- Born: February 17, 1945 New York City, U.S.
- Died: July 21, 2025 (aged 80) Coral Gables, Florida, U.S.
- Other name: The Professor
- Education: University of Miami University of Miami School of Law
- Occupation: Lawyer
- Years active: 1970-2025
- Spouse(s): Naomi Morris Black ​ ​(m. 1984, divorced)​ Lea Black ​(m. 1994)​
- Children: 2

= Roy Black (attorney) =

American lawyer (1947–2025)

Roy Black (February 17, 1945 – July 21, 2025) was an American civil and criminal defense trial attorney. He was a founding partner of Black Srebnick and a member of the Trial Lawyer Hall of Fame. He was known for his gaining an acquittal in 1991 of William Kennedy Smith on charges of rape and for his representation of conservative radio commentator Rush Limbaugh. He gained the only acquittal at trial in the Varsity Blues scandal for Amin Khoury, and gained the acquittal of Miami police officer William Lozano in a highly publicized retrial and whose killing of Clement Lloyd had sparked the 1989 Miami riot. He further gained the acquittal of famed racer Hélio Castroneves and his sister on charges of income tax evasion.

Among the other celebrities whom Black represented include actor Kelsey Grammer, Girls Gone Wild creator Joe Francis, artist Peter Max, financier Jeffrey Epstein and pop musician Justin Bieber. Black was also informally known by his nickname, "The Professor".

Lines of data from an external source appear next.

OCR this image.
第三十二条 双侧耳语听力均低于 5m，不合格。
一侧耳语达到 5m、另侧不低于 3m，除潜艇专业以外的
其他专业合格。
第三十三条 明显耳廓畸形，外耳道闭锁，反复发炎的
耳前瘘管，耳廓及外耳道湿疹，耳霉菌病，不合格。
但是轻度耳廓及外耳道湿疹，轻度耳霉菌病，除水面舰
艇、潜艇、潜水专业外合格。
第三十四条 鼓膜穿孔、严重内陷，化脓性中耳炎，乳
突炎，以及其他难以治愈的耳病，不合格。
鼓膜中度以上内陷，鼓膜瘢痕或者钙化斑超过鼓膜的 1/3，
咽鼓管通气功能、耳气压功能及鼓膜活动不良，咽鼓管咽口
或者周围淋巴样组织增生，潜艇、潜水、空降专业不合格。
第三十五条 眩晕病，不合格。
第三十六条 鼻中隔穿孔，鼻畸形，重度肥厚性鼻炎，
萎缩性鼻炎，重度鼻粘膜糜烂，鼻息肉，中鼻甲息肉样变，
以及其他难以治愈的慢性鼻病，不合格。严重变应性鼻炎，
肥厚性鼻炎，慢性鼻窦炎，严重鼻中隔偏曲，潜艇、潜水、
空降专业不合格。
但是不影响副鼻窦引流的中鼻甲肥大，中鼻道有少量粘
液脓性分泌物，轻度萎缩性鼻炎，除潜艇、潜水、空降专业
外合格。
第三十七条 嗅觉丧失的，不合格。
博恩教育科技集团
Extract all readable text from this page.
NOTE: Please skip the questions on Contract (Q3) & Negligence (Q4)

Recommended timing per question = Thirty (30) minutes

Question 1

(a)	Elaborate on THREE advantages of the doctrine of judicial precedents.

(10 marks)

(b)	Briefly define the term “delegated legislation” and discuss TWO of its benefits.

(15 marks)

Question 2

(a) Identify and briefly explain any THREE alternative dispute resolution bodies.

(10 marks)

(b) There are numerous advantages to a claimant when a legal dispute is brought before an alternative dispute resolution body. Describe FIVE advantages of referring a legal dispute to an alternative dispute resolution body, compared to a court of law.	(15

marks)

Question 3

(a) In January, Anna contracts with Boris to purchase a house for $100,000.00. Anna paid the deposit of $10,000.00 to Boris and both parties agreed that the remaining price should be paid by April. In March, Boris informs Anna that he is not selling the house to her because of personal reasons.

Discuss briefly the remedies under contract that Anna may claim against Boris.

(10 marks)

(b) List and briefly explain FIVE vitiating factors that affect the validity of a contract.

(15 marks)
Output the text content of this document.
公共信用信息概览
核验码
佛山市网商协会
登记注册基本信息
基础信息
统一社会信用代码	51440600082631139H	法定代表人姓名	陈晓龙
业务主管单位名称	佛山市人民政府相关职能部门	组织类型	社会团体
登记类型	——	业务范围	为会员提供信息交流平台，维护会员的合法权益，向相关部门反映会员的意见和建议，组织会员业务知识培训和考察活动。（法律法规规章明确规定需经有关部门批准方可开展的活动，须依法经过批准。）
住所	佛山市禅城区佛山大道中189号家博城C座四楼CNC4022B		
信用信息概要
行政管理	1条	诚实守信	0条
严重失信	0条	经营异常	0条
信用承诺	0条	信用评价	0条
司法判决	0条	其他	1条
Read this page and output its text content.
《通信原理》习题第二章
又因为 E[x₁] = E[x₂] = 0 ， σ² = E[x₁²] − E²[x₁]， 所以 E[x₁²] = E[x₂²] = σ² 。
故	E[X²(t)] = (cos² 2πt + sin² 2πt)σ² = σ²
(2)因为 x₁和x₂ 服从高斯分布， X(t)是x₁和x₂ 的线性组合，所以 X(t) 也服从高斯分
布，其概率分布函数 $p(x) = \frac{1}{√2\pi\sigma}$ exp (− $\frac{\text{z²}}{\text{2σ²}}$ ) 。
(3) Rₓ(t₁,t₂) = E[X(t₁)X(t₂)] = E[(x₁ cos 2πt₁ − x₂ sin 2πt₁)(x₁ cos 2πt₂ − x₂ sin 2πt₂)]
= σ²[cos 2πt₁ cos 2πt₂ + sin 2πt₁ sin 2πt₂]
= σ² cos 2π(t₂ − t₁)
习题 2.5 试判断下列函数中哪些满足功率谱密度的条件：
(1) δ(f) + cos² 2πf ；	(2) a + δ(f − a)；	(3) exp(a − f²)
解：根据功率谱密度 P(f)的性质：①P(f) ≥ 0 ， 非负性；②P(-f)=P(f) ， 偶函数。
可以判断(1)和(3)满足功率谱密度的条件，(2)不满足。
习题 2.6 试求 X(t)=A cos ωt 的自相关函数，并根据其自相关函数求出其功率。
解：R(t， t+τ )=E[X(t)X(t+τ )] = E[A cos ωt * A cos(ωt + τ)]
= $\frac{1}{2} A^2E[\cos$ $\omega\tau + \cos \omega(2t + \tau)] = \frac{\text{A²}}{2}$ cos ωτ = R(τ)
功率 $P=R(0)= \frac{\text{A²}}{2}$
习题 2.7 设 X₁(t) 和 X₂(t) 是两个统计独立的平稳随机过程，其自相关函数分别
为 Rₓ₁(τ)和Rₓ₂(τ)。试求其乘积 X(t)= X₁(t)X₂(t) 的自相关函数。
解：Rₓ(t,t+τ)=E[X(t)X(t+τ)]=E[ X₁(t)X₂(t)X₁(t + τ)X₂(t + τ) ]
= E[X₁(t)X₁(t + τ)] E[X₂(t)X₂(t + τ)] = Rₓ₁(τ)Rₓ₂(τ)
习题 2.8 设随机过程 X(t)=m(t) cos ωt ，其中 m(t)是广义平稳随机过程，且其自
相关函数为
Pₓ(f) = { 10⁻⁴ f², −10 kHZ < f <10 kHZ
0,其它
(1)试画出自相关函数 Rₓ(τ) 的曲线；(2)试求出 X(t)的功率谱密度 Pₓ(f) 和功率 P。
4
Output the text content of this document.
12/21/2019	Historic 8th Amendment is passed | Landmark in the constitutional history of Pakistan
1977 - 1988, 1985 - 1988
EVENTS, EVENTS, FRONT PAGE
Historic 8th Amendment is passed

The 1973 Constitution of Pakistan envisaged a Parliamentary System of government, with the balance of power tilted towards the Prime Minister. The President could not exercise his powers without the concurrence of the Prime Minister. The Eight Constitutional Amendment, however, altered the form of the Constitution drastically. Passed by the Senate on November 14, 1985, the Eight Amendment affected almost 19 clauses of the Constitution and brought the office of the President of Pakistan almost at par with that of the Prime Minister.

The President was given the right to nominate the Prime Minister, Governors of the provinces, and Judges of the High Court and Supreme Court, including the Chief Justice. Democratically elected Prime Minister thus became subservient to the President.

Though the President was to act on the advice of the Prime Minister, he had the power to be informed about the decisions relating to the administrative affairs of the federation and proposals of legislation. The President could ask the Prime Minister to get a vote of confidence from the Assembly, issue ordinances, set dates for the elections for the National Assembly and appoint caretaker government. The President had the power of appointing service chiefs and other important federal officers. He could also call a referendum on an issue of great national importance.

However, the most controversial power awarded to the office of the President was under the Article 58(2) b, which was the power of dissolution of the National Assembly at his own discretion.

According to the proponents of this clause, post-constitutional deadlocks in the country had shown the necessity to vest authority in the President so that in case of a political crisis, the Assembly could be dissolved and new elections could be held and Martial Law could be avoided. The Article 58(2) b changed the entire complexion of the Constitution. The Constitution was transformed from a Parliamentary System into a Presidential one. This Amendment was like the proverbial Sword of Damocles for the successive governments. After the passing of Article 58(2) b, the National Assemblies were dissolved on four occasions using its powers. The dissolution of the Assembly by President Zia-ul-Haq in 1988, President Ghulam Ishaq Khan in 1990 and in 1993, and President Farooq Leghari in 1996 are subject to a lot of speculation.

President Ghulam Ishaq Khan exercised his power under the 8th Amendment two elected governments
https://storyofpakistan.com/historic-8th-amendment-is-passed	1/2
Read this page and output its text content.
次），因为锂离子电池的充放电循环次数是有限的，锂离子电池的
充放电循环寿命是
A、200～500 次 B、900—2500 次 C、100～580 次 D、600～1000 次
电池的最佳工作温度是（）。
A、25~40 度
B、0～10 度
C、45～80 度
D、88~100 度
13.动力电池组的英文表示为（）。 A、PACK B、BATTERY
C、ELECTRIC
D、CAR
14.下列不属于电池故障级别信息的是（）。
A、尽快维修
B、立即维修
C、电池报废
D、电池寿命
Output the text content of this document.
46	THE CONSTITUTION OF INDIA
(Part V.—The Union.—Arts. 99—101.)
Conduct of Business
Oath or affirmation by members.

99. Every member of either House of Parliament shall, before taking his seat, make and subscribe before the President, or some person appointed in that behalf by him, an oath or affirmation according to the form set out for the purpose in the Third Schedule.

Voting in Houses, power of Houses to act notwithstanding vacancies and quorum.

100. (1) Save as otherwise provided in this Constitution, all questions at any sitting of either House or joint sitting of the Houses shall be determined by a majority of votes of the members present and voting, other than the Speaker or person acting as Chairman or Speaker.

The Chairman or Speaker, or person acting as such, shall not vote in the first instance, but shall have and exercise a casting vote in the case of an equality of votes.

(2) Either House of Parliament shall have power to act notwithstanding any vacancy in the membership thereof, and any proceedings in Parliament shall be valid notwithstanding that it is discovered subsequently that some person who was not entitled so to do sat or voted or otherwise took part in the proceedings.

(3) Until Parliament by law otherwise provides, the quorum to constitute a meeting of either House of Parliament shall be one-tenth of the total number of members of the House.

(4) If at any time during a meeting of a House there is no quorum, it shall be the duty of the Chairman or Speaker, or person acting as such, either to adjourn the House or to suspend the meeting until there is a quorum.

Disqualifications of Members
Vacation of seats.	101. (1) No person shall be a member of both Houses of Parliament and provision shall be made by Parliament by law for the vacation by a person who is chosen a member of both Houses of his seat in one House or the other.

==Early life and education==
Black was born in New York City in 1945. His parents divorced soon after his birth and his mother remarried in 1951 to a British automotive executive who moved the family to Connecticut and then to Jamaica. Black attended Jamaica College and then earned an undergraduate degree at the University of Miami in 1967 and a Juris Doctor at the University of Miami School of Law. While attending UM, Black was a member of the Zeta Epsilon chapter of Alpha Tau Omega. Following his 1970 graduation, he received the highest possible score on the Florida Bar Exam. After school, he worked as an assistant public defender. In 1973, he worked as an adjunct professor in criminal evidence at the University of Miami.

==Career==
Until his death a partner in Black Srebnick, a Miami-based trial firm specializing in civil litigation and criminal defense, Black also served as an adjunct instructor of criminal evidence at the University of Miami School of Law. In 1983, Black represented police officer Luis Alvarez, whose killing of Nevell Johnson Jr. had sparked the 1982 Overtown riot. Alvarez was acquitted. In 1992, Black represented police officer William Lozano, whose killing of Clement Lloyd had sparked the 1989 Miami riots. Lozano was convicted, however on appeal his conviction was overturned and in a retrial in 1993 he was acquitted. In 2022, Black won an acquittal for a client charged with bribing a Georgetown University tennis coach to admit his daughter to Georgetown, ending the U.S. government's unbroken streak of convictions in the "Varsity Blues" prosecutions. In addition to his legal work, Black provided legal commentary for various NBC news shows and played the "managing partner" of The Law Firm, a short-lived reality-based television show pitting lawyers against each other week-to-week in a legal version of The Apprentice.

Roy Black was chosen as a top lawyer by Super Lawyers between 2006 and 2024.

==Personal life and death==
Black was married three times. In 1984, he married his second wife, Naomi Morris Black, with whom he had a daughter, Nora Black (psychotherapist, San Francisco). In 1994, Roy Black married Lea Black, who had been a juror in the William Kennedy Smith trial and would later be a main cast member on The Real Housewives of Miami. They began dating several months after the trial. They had a son, RJ, who like his father, occasionally appeared on the show, for example, in a second-season episode, in which the three discuss one of Black's cases.

Black died at his home in Coral Gables, Florida, on July 21, 2025, at the age of 80.